Celmins’s blackboards seemed, in that context, like anti-tablets; I felt like they were mocking me as I photographed them, my own little black rectangle in my hand. I felt as if I couldn’t bear to look at a blank screen — I had to nest the blankness within another screen and turn it into positive content. It was my way of writing on the slate.
The blackboards stage both a deliberate refusal of mediation (they are blank) and an elaborate performance of it. One slate represents the other, down to the trace imperfections on its surface, making these accidents into substantial elements of composition. The materiality of the medium is foregrounded as the content, which cannibalizes its potentiality as media — the more we see the scratches on the board as significant in their own right, the less important it becomes that it ever bear any other message.
To hold someone’s attention with a blank slate, all that’s necessary is to put another blank slate beside it. You don’t have to write anything on either of them.
If you try to say something similar of iPads, it seems absurd. The screens don’t somehow seem more real when turned off. But a single screen in your hands, even before it is activated, does have the allure of infinite possibility seemingly at your command — an endless sky. That rapidly diminishes when the screen comes on and the options begin to winnow, taking their orderly place in the rectilinear grid and obeying their algorithmic encoding. But in my hand, alone, the phone still feels like the only relevant portal, even when it’s off: It’s waiting to show me something, placing me at the center of the universe.
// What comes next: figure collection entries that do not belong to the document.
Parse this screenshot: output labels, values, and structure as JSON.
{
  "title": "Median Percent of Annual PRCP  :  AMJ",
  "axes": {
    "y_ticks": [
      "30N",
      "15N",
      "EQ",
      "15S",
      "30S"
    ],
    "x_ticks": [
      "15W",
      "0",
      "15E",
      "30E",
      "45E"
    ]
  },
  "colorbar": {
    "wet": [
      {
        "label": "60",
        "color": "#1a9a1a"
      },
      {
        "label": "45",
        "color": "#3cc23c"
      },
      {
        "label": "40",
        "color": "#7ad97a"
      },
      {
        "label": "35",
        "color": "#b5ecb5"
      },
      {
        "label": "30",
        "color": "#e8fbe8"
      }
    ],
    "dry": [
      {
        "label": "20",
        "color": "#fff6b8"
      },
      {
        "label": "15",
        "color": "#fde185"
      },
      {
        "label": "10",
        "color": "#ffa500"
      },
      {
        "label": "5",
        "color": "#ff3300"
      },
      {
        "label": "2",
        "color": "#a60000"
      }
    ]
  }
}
But two phones together don’t conjure individualistic fantasies. They refer to each other’s ubiquity, how everyone else has one too. They evoke the enmeshing networks they form, the circuits of communication that include and disinclude. The person I was alone with my phone feels compromised. I start to think about the many selves I project, and how the phones work to align them beside themselves, inviting comparison. Presumably one must be real, but like the blackboards, it’s impossible to tell which one it is, even for myself.